Obama tried to preserve an emerging consensus that the time might be right to overhaul the nation's healthcare system. But that has become increasingly challenging as he and his congressional allies begin to outline more specific policy prescriptions that may expand the private insurer's role.
"Let me also address an illegitimate concern that's being put forward by those who are claiming that a public option is somehow a Trojan horse for a single-payer system," Obama said. "But I believe, and I've taken some flak from members of my own party for this belief, that it's important for our reform efforts to build on our traditions here in the United States."
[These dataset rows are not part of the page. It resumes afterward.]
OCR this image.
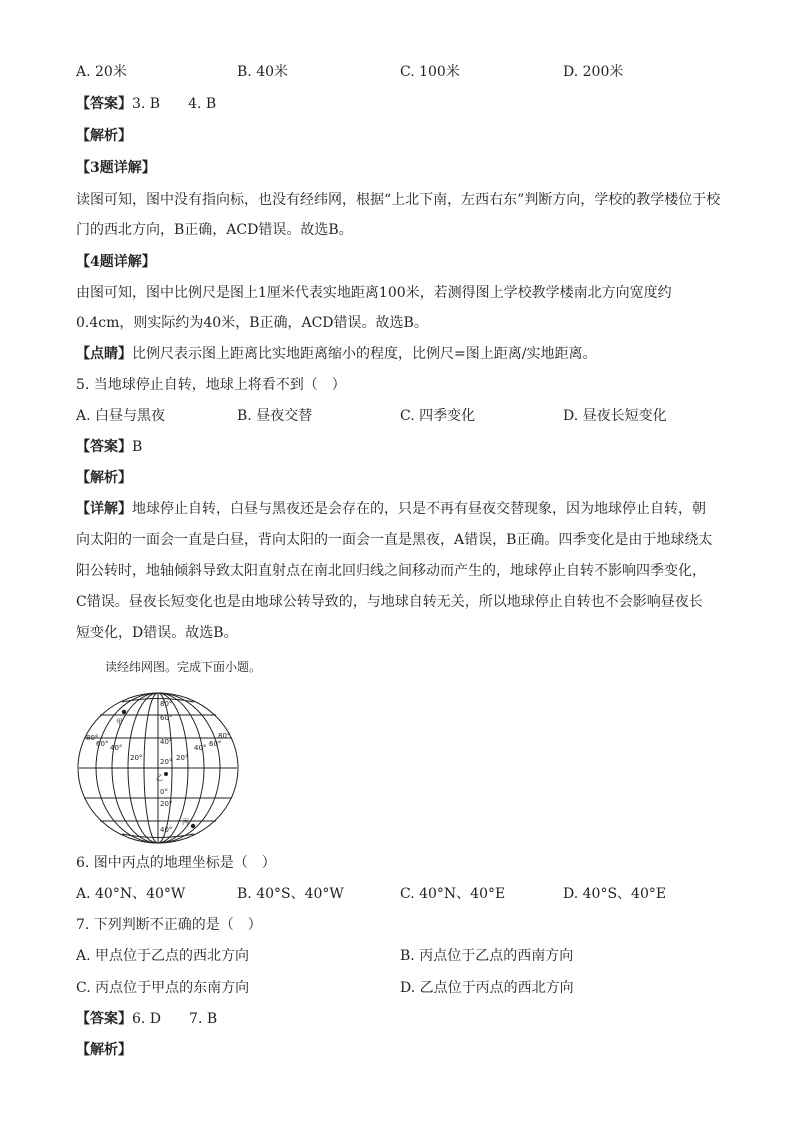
A. 20米	B. 40米	C. 100米	D. 200米
【答案】3. B　　4. B
【解析】
【3题详解】
读图可知，图中没有指向标，也没有经纬网，根据“上北下南，左西右东”判断方向，学校的教学楼位于校
门的西北方向，B正确，ACD错误。故选B。
【4题详解】
由图可知，图中比例尺是图上1厘米代表实地距离100米，若测得图上学校教学楼南北方向宽度约
0.4cm，则实际约为40米，B正确，ACD错误。故选B。
【点睛】比例尺表示图上距离比实地距离缩小的程度，比例尺=图上距离/实地距离。
5. 当地球停止自转，地球上将看不到（　）
A. 白昼与黑夜	B. 昼夜交替	C. 四季变化	D. 昼夜长短变化
【答案】B
【解析】
【详解】地球停止自转，白昼与黑夜还是会存在的，只是不再有昼夜交替现象，因为地球停止自转，朝
向太阳的一面会一直是白昼，背向太阳的一面会一直是黑夜，A错误，B正确。四季变化是由于地球绕太
阳公转时，地轴倾斜导致太阳直射点在南北回归线之间移动而产生的，地球停止自转不影响四季变化，
C错误。昼夜长短变化也是由地球公转导致的，与地球自转无关，所以地球停止自转也不会影响昼夜长
短变化，D错误。故选B。
读经纬网图。完成下面小题。
甲
乙
丙
80°
60°
40°
20°
0°
20°
40°
80°
60° 40°
20°	20°
40° 60°
80°
6. 图中丙点的地理坐标是（　）
A. 40°N、40°W	B. 40°S、40°W	C. 40°N、40°E	D. 40°S、40°E
7. 下列判断不正确的是（　）
A. 甲点位于乙点的西北方向	B. 丙点位于乙点的西南方向
C. 丙点位于甲点的东南方向	D. 乙点位于丙点的西北方向
【答案】6. D　　7. B
【解析】
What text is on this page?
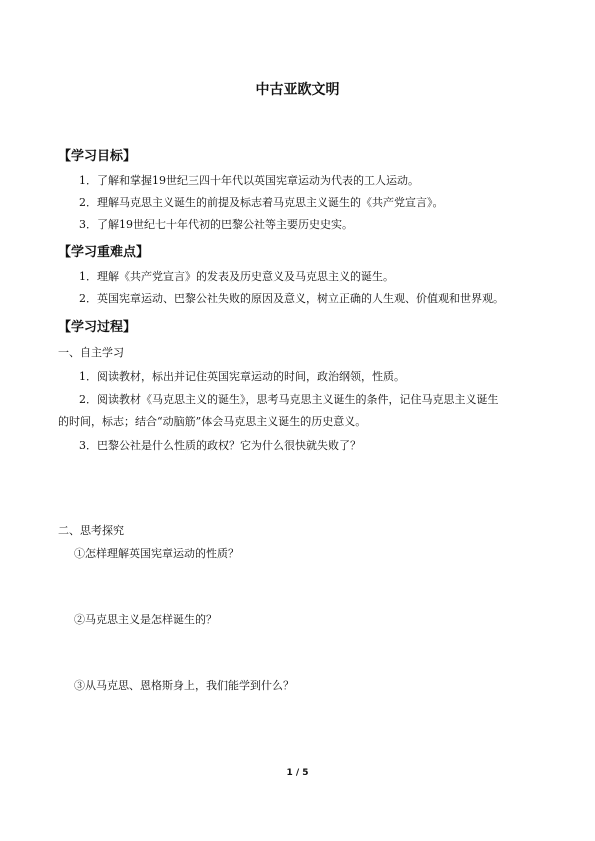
中古亚欧文明
【学习目标】
1．了解和掌握19世纪三四十年代以英国宪章运动为代表的工人运动。
2．理解马克思主义诞生的前提及标志着马克思主义诞生的《共产党宣言》。
3．了解19世纪七十年代初的巴黎公社等主要历史史实。
【学习重难点】
1．理解《共产党宣言》的发表及历史意义及马克思主义的诞生。
2．英国宪章运动、巴黎公社失败的原因及意义，树立正确的人生观、价值观和世界观。
【学习过程】
一、自主学习
1．阅读教材，标出并记住英国宪章运动的时间，政治纲领，性质。
2．阅读教材《马克思主义的诞生》，思考马克思主义诞生的条件，记住马克思主义诞生
的时间，标志；结合“动脑筋”体会马克思主义诞生的历史意义。
3．巴黎公社是什么性质的政权？它为什么很快就失败了？
二、思考探究
①怎样理解英国宪章运动的性质？
②马克思主义是怎样诞生的？
③从马克思、恩格斯身上，我们能学到什么？
1 / 5
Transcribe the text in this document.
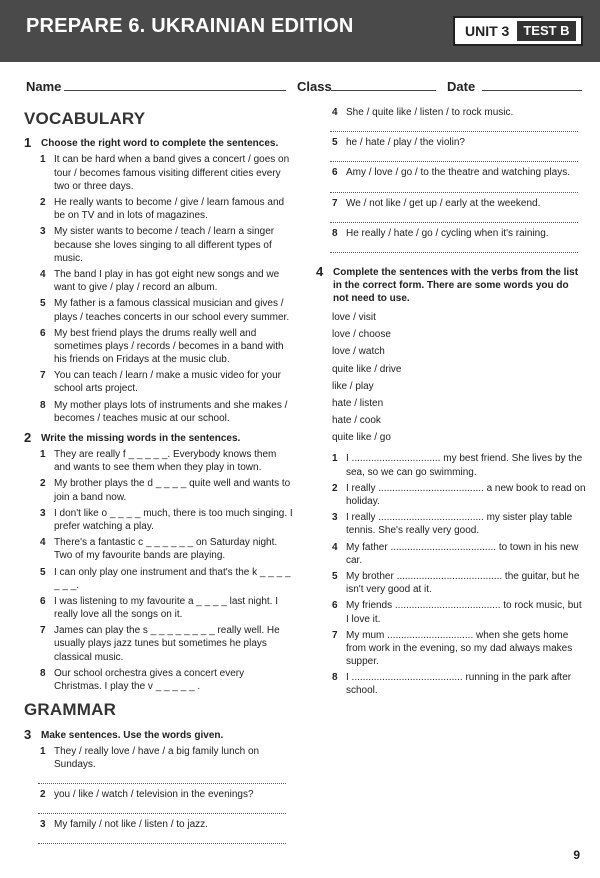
PREPARE 6. UKRAINIAN EDITION	UNIT 3	TEST B
Name	Class	Date
VOCABULARY
1 Choose the right word to complete the sentences.
1 It can be hard when a band gives a concert / goes on tour / becomes famous visiting different cities every two or three days.
2 He really wants to become / give / learn famous and be on TV and in lots of magazines.
3 My sister wants to become / teach / learn a singer because she loves singing to all different types of music.
4 The band I play in has got eight new songs and we want to give / play / record an album.
5 My father is a famous classical musician and gives / plays / teaches concerts in our school every summer.
6 My best friend plays the drums really well and sometimes plays / records / becomes in a band with his friends on Fridays at the music club.
7 You can teach / learn / make a music video for your school arts project.
8 My mother plays lots of instruments and she makes / becomes / teaches music at our school.
2 Write the missing words in the sentences.
1 They are really f _ _ _ _ _. Everybody knows them and wants to see them when they play in town.
2 My brother plays the d _ _ _ _ quite well and wants to join a band now.
3 I don't like o _ _ _ _ much, there is too much singing. I prefer watching a play.
4 There's a fantastic c _ _ _ _ _ _ on Saturday night. Two of my favourite bands are playing.
5 I can only play one instrument and that's the k _ _ _ _ _ _ _.
6 I was listening to my favourite a _ _ _ _ last night. I really love all the songs on it.
7 James can play the s _ _ _ _ _ _ _ _ really well. He usually plays jazz tunes but sometimes he plays classical music.
8 Our school orchestra gives a concert every Christmas. I play the v _ _ _ _ _ .
GRAMMAR
3 Make sentences. Use the words given.
1 They / really love / have / a big family lunch on Sundays.
2 you / like / watch / television in the evenings?
3 My family / not like / listen / to jazz.
4 She / quite like / listen / to rock music.
5 he / hate / play / the violin?
6 Amy / love / go / to the theatre and watching plays.
7 We / not like / get up / early at the weekend.
8 He really / hate / go / cycling when it's raining.
4 Complete the sentences with the verbs from the list in the correct form. There are some words you do not need to use.
love / visit
love / choose
love / watch
quite like / drive
like / play
hate / listen
hate / cook
quite like / go
1 I ................................ my best friend. She lives by the sea, so we can go swimming.
2 I really ...................................... a new book to read on holiday.
3 I really ...................................... my sister play table tennis. She's really very good.
4 My father ...................................... to town in his new car.
5 My brother ...................................... the guitar, but he isn't very good at it.
6 My friends ...................................... to rock music, but I love it.
7 My mum ............................... when she gets home from work in the evening, so my dad always makes supper.
8 I ........................................ running in the park after school.
9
The challenges of advancing major healthcare legislation were underscored Monday by a preliminary report from the nonpartisan Congressional Budget Office, which estimated that the first major Democratic health bill -- prepared by Sen. Edward M. Kennedy (D-Mass.) -- could cost about $1 trillion over the next decade, while covering only about 16 million more people.
There are more than 46 million people in America without health coverage.
The office also estimated, in a six-page letter to Kennedy, that the number of people getting healthcare from their employer would decline by about 10%, or 15 million individuals, as people switched to a new insurance exchange.
Those numbers will almost certainly change as the legislation is adjusted by lawmakers in coming months. But the letter is already fueling GOP charges that the changes being pushed by Democrats would undermine the existing employer-based healthcare system.